Unfortunately (and this is nothing against the poets themselves represented here) you would not know this quality exists from Poetry’s India issue—which is a terrible shame.

It’s almost a betrayal.

When I was younger, I naturally thought poetry was everything, and editing was nothing. Now I’m beginning to think the opposite is true. I could name exciting Indian or Indian-background poets I admire, poets who don’t write like Ezra Pound, but write with honesty and vigor, and inhabit a variety of styles in a thrilling, even memorable, manner, and yet one might be moved to go find a poem by these poets and be underwhelmed—since no poet publishes poems of equal quality.

The selection matters.

Every poet—because it is finally the poems, not the poet, which matter—has bad and good poems.

It is important we find and assemble the good ones. Critics and reviewers must judge. This is all they are supposed to do.

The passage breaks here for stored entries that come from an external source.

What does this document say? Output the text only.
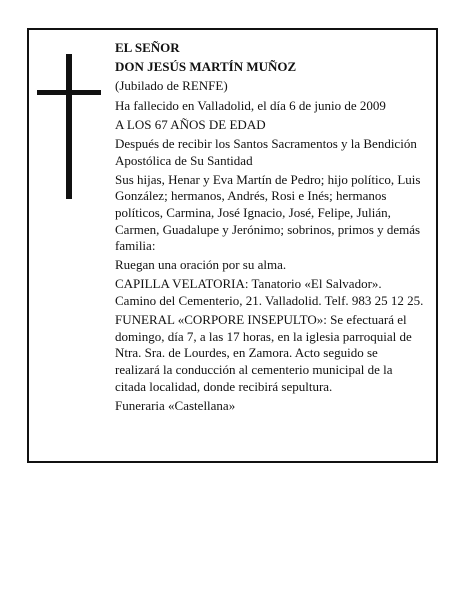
EL SEÑOR

DON JESÚS MARTÍN MUÑOZ

(Jubilado de RENFE)

Ha fallecido en Valladolid, el día 6 de junio de 2009

A LOS 67 AÑOS DE EDAD

Después de recibir los Santos Sacramentos y la Bendición Apostólica de Su Santidad

Sus hijas, Henar y Eva Martín de Pedro; hijo político, Luis González; hermanos, Andrés, Rosi e Inés; hermanos políticos, Carmina, José Ignacio, José, Felipe, Julián, Carmen, Guadalupe y Jerónimo; sobrinos, primos y demás familia:

Ruegan una oración por su alma.

CAPILLA VELATORIA: Tanatorio «El Salvador». Camino del Cementerio, 21. Valladolid. Telf. 983 25 12 25.

FUNERAL «CORPORE INSEPULTO»: Se efectuará el domingo, día 7, a las 17 horas, en la iglesia parroquial de Ntra. Sra. de Lourdes, en Zamora. Acto seguido se realizará la conducción al cementerio municipal de la citada localidad, donde recibirá sepultura.

Funeraria «Castellana»
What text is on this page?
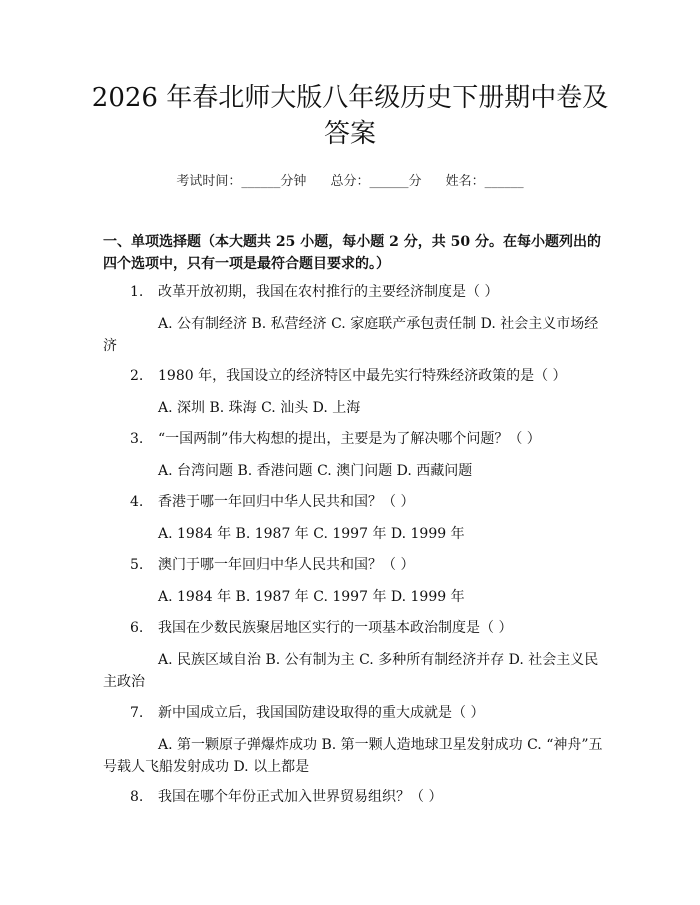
2026 年春北师大版八年级历史下册期中卷及答案
考试时间：______分钟 总分：______分 姓名：______
一、单项选择题（本大题共 25 小题，每小题 2 分，共 50 分。在每小题列出的四个选项中，只有一项是最符合题目要求的。）
1. 改革开放初期，我国在农村推行的主要经济制度是（ ）
A. 公有制经济 B. 私营经济 C. 家庭联产承包责任制 D. 社会主义市场经济
2. 1980 年，我国设立的经济特区中最先实行特殊经济政策的是（ ）
A. 深圳 B. 珠海 C. 汕头 D. 上海
3. “一国两制”伟大构想的提出，主要是为了解决哪个问题？（ ）
A. 台湾问题 B. 香港问题 C. 澳门问题 D. 西藏问题
4. 香港于哪一年回归中华人民共和国？（ ）
A. 1984 年 B. 1987 年 C. 1997 年 D. 1999 年
5. 澳门于哪一年回归中华人民共和国？（ ）
A. 1984 年 B. 1987 年 C. 1997 年 D. 1999 年
6. 我国在少数民族聚居地区实行的一项基本政治制度是（ ）
A. 民族区域自治 B. 公有制为主 C. 多种所有制经济并存 D. 社会主义民主政治
7. 新中国成立后，我国国防建设取得的重大成就是（ ）
A. 第一颗原子弹爆炸成功 B. 第一颗人造地球卫星发射成功 C. “神舟”五号载人飞船发射成功 D. 以上都是
8. 我国在哪个年份正式加入世界贸易组织？（ ）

Let me name some wonderful poets left out of this selection: Linda Ashok, Anand Thakore, Ravi Shankar, Medha Singh, Daipayan Nair, Kushal Poddar, Sharanya Manivannan, Sarukkhai Chabria, Joie Bose, Menka Shivdasani, Ranjani Murali, Akhil Katyal, Jeet Thayil, Sushmita Gupta, Urvashi Bahuguna, N Ravi Shankar, Abhijit Khandkar, Arun Sagar, Aseem Sundan, Sukrita Kumar, CP Surendran, Nalini Priyadarshni, Divya Guha, Arjun Rajendran, Aishwarya Iyer, Sophia Naz, Meera Nair, Arun Sagar, Tishani Doshi, Huzaifa Pandit, Bsm Murty, Sumana Roy, Aakriti Kuntal.

Sensual, hopeful, colorful, wise, spiritual, romantic, scientific, wry, affectionate. And yes, anti-Modernist. That’s why I love these poets.

It may seem an act of sour grapes to list a few of my favorite poets the editors missed, and there’s a danger an incomplete search of their work will disappoint. The last thing I wish to bring to Poetry’s Indian Poetry party is bitter words and no answers. Even passable Ezra Pound imitators deserve better than that.